基于摄影图像的口腔扁平苔藓病变分类的深度学习算法：一项回顾性研究。

A deep learning algorithm for classification of oral lichen planus lesions from photographic images: A retrospective study.

机构信息

Department of Dentomaxillofacial Radiology, Faculty of Dentistry, Department of Oral Diagnosis, Marmara University, Başıbüyük Sağlık Yerleşkesi Başıbüyük Yolu 9/3 34854 Maltepe, İstanbul, Turkey.

Department of Dentomaxillofacial Radiology, Faculty of Dentistry, Eskişehir Osmangazi University, Eskişehir, Turkey.

出版信息

J Stomatol Oral Maxillofac Surg. 2023 Feb;124(1):101264. doi: 10.1016/j.jormas.2022.08.007. Epub 2022 Aug 11.

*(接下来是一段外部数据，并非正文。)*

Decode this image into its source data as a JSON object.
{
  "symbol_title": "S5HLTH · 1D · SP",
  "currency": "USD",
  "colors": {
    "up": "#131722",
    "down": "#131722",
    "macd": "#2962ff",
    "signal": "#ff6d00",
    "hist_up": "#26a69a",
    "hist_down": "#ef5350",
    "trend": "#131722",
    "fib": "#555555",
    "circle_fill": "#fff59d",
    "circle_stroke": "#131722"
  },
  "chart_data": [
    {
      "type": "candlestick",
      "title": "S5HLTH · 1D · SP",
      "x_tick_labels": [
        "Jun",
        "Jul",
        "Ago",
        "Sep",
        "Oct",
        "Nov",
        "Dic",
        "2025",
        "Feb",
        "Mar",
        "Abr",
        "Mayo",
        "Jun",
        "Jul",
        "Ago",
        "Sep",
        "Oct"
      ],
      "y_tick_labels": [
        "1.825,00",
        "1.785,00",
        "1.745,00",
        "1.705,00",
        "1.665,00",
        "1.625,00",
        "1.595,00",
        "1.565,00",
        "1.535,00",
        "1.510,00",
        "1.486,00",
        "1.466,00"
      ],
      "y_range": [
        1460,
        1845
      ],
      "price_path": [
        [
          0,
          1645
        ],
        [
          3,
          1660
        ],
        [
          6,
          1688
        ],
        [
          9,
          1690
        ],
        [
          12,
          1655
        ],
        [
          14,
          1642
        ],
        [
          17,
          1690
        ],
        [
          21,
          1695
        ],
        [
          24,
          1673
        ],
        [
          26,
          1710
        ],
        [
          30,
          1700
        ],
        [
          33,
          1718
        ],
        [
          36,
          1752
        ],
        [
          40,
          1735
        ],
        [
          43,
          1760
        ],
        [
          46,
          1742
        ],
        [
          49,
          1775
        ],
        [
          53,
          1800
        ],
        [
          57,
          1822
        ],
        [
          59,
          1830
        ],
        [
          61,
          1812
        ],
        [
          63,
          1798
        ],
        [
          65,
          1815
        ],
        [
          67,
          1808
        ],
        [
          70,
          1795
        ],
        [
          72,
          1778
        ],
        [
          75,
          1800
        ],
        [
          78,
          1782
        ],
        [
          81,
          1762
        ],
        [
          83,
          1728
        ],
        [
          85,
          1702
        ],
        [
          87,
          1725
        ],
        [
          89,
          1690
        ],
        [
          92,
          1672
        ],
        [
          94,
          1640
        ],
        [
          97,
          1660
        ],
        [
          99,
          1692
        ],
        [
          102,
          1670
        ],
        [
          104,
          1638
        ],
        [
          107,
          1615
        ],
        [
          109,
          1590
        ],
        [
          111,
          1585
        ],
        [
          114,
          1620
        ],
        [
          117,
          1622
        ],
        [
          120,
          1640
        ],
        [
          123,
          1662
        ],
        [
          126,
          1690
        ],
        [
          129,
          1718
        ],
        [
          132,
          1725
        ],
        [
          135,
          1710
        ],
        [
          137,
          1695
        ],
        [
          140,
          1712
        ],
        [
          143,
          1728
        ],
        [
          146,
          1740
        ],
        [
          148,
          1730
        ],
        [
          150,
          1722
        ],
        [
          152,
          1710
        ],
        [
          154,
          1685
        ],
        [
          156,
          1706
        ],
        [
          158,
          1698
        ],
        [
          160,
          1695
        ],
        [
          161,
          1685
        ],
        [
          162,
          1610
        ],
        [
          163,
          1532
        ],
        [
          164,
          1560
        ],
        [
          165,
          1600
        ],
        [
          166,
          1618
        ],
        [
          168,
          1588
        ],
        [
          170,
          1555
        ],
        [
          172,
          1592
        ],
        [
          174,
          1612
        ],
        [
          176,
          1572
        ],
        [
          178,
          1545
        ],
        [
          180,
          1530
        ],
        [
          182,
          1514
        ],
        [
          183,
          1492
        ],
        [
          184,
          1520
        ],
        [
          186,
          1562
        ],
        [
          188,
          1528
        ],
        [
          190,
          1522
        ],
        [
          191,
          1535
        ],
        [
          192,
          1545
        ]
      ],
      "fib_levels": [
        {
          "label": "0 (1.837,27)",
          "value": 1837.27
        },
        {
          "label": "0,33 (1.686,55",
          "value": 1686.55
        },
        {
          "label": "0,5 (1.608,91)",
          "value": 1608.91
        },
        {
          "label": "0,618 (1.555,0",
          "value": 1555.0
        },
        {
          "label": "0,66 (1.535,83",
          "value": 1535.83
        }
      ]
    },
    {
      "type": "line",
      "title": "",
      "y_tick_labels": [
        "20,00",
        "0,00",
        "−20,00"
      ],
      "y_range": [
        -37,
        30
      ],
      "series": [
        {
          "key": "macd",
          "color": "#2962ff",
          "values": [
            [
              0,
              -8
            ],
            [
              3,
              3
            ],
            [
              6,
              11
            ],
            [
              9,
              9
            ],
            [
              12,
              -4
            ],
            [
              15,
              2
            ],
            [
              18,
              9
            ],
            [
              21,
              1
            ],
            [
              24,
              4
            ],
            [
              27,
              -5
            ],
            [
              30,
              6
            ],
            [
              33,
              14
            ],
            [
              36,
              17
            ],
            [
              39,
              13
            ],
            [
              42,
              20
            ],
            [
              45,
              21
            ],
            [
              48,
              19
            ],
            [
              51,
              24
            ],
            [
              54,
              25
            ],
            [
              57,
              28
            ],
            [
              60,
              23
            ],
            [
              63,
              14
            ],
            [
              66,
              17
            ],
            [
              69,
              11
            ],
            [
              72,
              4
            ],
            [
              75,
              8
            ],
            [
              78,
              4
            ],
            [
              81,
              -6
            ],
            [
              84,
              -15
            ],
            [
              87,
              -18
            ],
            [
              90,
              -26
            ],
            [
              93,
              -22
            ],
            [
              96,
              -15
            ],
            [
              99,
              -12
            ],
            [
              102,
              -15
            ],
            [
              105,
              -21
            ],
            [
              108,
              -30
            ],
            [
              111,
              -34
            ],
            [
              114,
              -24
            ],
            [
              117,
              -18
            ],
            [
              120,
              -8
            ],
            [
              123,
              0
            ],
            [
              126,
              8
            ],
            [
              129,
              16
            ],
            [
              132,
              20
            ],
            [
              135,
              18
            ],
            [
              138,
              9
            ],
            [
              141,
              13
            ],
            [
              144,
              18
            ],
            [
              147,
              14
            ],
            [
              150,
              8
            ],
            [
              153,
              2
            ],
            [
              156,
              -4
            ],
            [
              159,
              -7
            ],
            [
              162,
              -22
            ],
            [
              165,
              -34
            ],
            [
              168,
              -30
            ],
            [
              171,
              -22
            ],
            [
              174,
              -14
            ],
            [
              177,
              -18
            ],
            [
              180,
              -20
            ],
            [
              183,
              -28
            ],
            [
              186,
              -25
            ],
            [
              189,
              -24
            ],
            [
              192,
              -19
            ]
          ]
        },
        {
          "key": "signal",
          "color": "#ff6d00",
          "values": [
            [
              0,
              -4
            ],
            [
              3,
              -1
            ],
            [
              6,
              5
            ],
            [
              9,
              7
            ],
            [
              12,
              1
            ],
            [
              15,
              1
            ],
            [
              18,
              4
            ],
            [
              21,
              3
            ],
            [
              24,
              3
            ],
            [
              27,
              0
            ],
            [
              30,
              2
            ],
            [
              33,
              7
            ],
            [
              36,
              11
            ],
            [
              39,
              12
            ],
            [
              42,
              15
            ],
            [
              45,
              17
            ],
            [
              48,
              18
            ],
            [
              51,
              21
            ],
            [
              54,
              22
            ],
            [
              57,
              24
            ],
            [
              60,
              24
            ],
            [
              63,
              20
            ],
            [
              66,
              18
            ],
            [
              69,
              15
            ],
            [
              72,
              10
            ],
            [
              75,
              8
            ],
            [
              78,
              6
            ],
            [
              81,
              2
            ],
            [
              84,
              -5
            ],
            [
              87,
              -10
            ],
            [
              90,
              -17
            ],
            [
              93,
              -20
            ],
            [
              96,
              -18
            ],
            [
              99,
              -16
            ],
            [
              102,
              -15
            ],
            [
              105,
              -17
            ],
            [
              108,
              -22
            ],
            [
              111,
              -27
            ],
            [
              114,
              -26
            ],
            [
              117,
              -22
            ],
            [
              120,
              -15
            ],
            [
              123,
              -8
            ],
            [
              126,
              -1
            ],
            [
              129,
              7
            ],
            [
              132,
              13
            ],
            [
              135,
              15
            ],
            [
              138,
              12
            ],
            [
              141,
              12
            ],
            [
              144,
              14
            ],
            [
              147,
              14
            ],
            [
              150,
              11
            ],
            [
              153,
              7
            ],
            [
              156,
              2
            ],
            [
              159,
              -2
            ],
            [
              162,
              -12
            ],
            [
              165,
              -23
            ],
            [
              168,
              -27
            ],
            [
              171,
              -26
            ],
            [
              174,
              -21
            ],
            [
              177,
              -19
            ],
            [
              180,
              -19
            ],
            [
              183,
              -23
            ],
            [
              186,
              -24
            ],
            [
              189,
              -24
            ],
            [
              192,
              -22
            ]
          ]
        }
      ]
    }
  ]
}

DOI:10.1016/j.jormas.2022.08.007

PMID:35964938

Abstract

INTRODUCTION

Deep learning methods have recently been applied for the processing of medical images, and they have shown promise in a variety of applications. This study aimed to develop a deep learning approach for identifying oral lichen planus lesions using photographic images.

MATERIAL AND METHODS

Anonymous retrospective photographic images of buccal mucosa with 65 healthy and 72 oral lichen planus lesions were identified using the CranioCatch program (CranioCatch, Eskişehir, Turkey). All images were re-checked and verified by Oral Medicine and Maxillofacial Radiology experts. This data set was divided into training (n = 51; n = 58), verification (n = 7; n = 7), and test (n = 7; n = 7) sets for healthy mucosa and mucosa with the oral lichen planus lesion, respectively. In the study, an artificial intelligence model was developed using Google Inception V3 architecture implemented with Tensorflow, which is a deep learning approach.

RESULTS

AI deep learning model provided the classification of all test images for both healthy and diseased mucosa with a 100% success rate.

CONCLUSION

In the healthcare business, AI offers a wide range of uses and applications. The increased effort increased complexity of the job, and probable doctor fatigue may jeopardize diagnostic abilities and results. Artificial intelligence (AI) components in imaging equipment would lessen this effort and increase efficiency. They can also detect oral lesions and have access to more data than their human counterparts. Our preliminary findings show that deep learning has the potential to handle this significant challenge.

摘要

简介

深度学习方法最近已被应用于医学图像的处理，并且在各种应用中显示出了很大的潜力。本研究旨在开发一种基于摄影图像识别口腔扁平苔藓病变的深度学习方法。

材料与方法

使用 CranioCatch 程序（CranioCatch，土耳其埃斯基谢希尔）鉴定了 65 例健康和 72 例口腔扁平苔藓病变的颊黏膜匿名回顾性摄影图像。所有图像均由口腔医学和颌面放射学专家重新检查和验证。该数据集分为健康黏膜（n=51；n=58）和口腔扁平苔藓病变黏膜（n=7；n=7）的训练集、验证集和测试集。研究中，使用基于 Google Inception V3 架构的 Tensorflow 实现了人工智能模型，这是一种深度学习方法。

结果

AI 深度学习模型对所有测试图像进行分类，对健康和患病黏膜的分类成功率均为 100%。

结论

在医疗保健业务中，人工智能提供了广泛的用途和应用。工作复杂性的增加和可能的医生疲劳可能会危及诊断能力和结果。成像设备中的人工智能组件将减轻这一负担并提高效率。它们还可以检测口腔病变，并比人类获得更多的数据。我们的初步研究结果表明，深度学习有可能应对这一重大挑战。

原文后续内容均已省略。